Diz-me com quem andas e dir-te-ei quem és. No caso destes Ash Borer, já correram os Estados Unidos de canto a canto com bandas como Woe e Fell Voices. Quem são eles, então? Uns rapazes oriundos da fértil California, e uma das bandas mais promissoras da cena US black metal, claro.

Depois de duas demos e um (excelente) split com os Fell Voices, os Ash Borer lançaram em Março passado o seu LP de estreia, homónimo. É um disco cheio de quases: quase épico, quase melódico, quase futuro clássico… Negro e intenso, neste álbum a banda contínua a apostar numa produção suja, que à primeira vista parece até descuidada, mas que ajuda a transmitir tanto a fúria das partes pesadas, como a melancolia das passagens mais lentas. Os berros, soltos e esporádicos, do vocalista/guitarrista conhecido simplesmente como K, estão abafados algures no mix e funcionam como se fossem mais um simples instrumento, à deriva num mar agitado de guitarra e bateria. Tremolo picking e blast-beats, claro.

Apesar deste negrume, qualquer uma das três músicas que compõem o disco tem vários momentos memoráveis. Alias, é esse o ponto forte deste lançamento. Apesar do peso esmagador e da produção suja, porca e feia, a banda consegue injectar as suas faixas com momentos estranhamente … orelhudos. Em algumas secções, até fazem lembrar uma versão muito mais pesada de unsVinterland, ou o início de carreira de uns Naglfar, infectados com raiva.

Também merece destaque a variedade que a banda conseguiu atingir.

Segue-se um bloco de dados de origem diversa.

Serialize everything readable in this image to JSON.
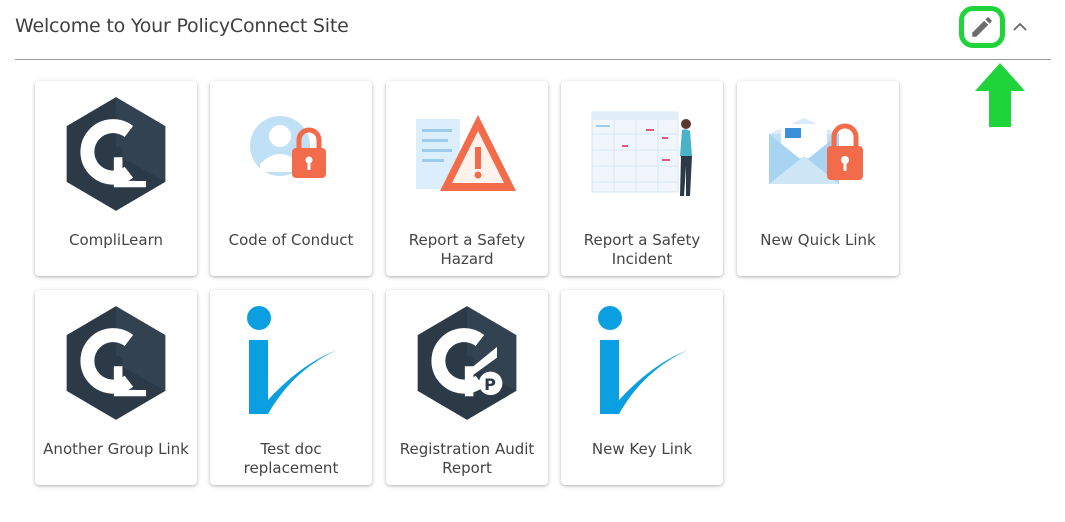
{
  "header": {
    "title": "Welcome to Your PolicyConnect Site",
    "edit_icon": "pencil-icon",
    "collapse_icon": "chevron-up-icon",
    "highlight_color": "#1fd43a",
    "arrow_color": "#1fd43a"
  },
  "tiles": [
    {
      "label": "CompliLearn",
      "icon": "complilearn-logo-icon"
    },
    {
      "label": "Code of Conduct",
      "icon": "user-lock-icon"
    },
    {
      "label": "Report a Safety Hazard",
      "icon": "warning-hazard-icon"
    },
    {
      "label": "Report a Safety Incident",
      "icon": "incident-report-icon"
    },
    {
      "label": "New Quick Link",
      "icon": "envelope-lock-icon"
    },
    {
      "label": "Another Group Link",
      "icon": "complilearn-logo-icon"
    },
    {
      "label": "Test doc replacement",
      "icon": "policyconnect-tick-icon"
    },
    {
      "label": "Registration Audit Report",
      "icon": "compliprep-logo-icon"
    },
    {
      "label": "New Key Link",
      "icon": "policyconnect-tick-icon"
    }
  ],
  "colors": {
    "hex_dark": "#2c3a48",
    "brand_blue": "#0a9fe0",
    "accent_orange": "#f26b4a",
    "light_blue": "#bfe0f5"
  }
}
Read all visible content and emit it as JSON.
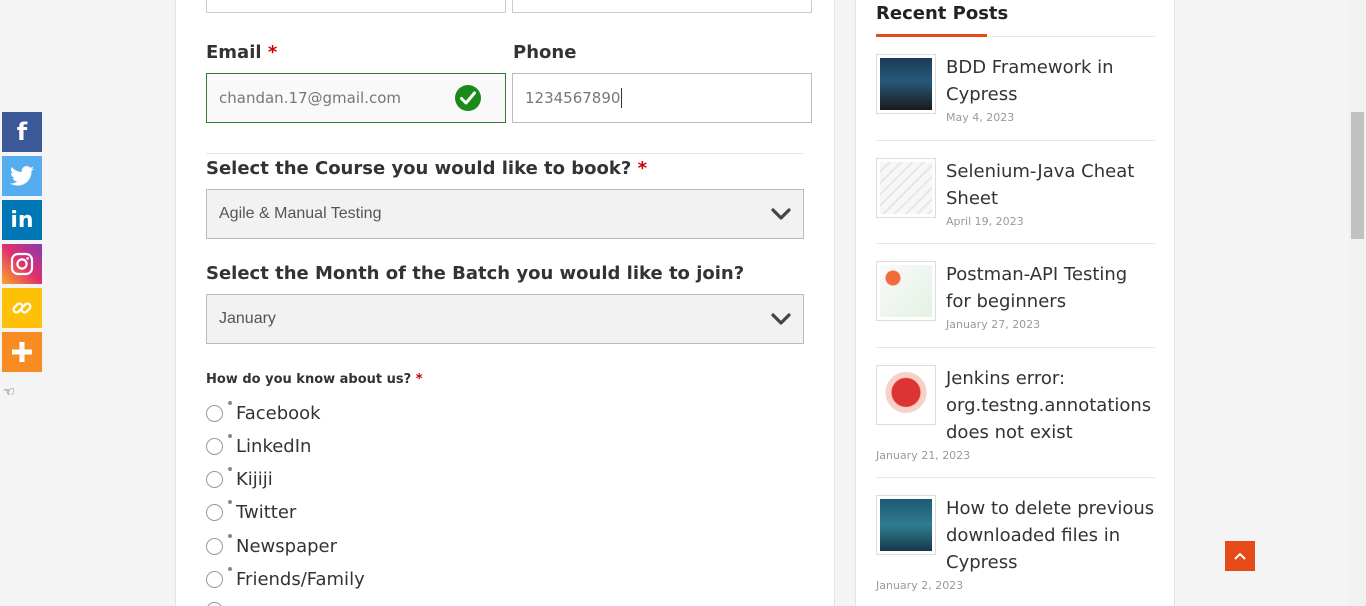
{
  "form": {
    "email_label": "Email",
    "phone_label": "Phone",
    "required_mark": "*",
    "email_value": "chandan.17@gmail.com",
    "phone_value": "1234567890",
    "course_label": "Select the Course you would like to book?",
    "course_selected": "Agile & Manual Testing",
    "month_label": "Select the Month of the Batch you would like to join?",
    "month_selected": "January",
    "source_label": "How do you know about us?",
    "source_options": [
      "Facebook",
      "LinkedIn",
      "Kijiji",
      "Twitter",
      "Newspaper",
      "Friends/Family"
    ]
  },
  "share_bar": {
    "buttons": [
      {
        "name": "facebook",
        "icon": "facebook-icon",
        "color": "#3b5998"
      },
      {
        "name": "twitter",
        "icon": "twitter-icon",
        "color": "#55acee"
      },
      {
        "name": "linkedin",
        "icon": "linkedin-icon",
        "color": "#0077b5"
      },
      {
        "name": "instagram",
        "icon": "instagram-icon",
        "color": "#c13584"
      },
      {
        "name": "copy-link",
        "icon": "link-icon",
        "color": "#ffc107"
      },
      {
        "name": "more",
        "icon": "plus-icon",
        "color": "#f78c22"
      }
    ]
  },
  "sidebar": {
    "title": "Recent Posts",
    "posts": [
      {
        "title": "BDD Framework in Cypress",
        "date": "May 4, 2023"
      },
      {
        "title": "Selenium-Java Cheat Sheet",
        "date": "April 19, 2023"
      },
      {
        "title": "Postman-API Testing for beginners",
        "date": "January 27, 2023"
      },
      {
        "title": "Jenkins error: org.testng.annotations does not exist",
        "date": "January 21, 2023"
      },
      {
        "title": "How to delete previous downloaded files in Cypress",
        "date": "January 2, 2023"
      }
    ]
  },
  "colors": {
    "accent": "#e64a19",
    "valid": "#1b8a1b",
    "required": "#cc0000"
  }
}
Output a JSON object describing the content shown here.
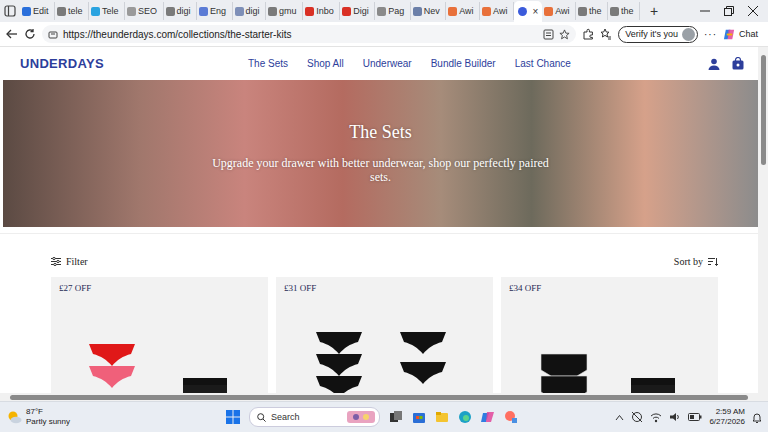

Apesar de firmemente (talvez demasiado) integrados no território black metal à la Wolves in the Throne Room & companhia, os Ash Borer conseguem misturar como poucos a vertente mais lenta das suas músicas com a mais acelerada, dominada por blast-beats à velocidade da luz. As partes de transição entre os diferentes movimentos estão, na generalidade, muito bem executadas, e, apesar da extrema simplicidade, a banda consegue surpreender – aquele crescendo subtil em My Curse Was Raised In the Darkness Against A Doomsday Silence, ou o desenvolvimento final em Rest,You Are The Lightning

O quarteto norte-americano mostra que 3 faixas (ainda que correspondam a praticamente 40 minutos) são suficientes para expor muitas ideias boas e até crescer em relação aos lançamentos anteriores; os californianos até um solo de guitarra experimentaram neste LP homónimo, e a coisa não corre nada mal.

Em resumo, os Ash Borer estão no bom caminho, só falta distanciarem-se um pouco mais do som praticado por alguma da concorrência, principalmente os WitTR. Uma boa opção seria darem ainda maior preponderância à parte mais épica e arrastada do som, presente em todas as músicas deste álbum.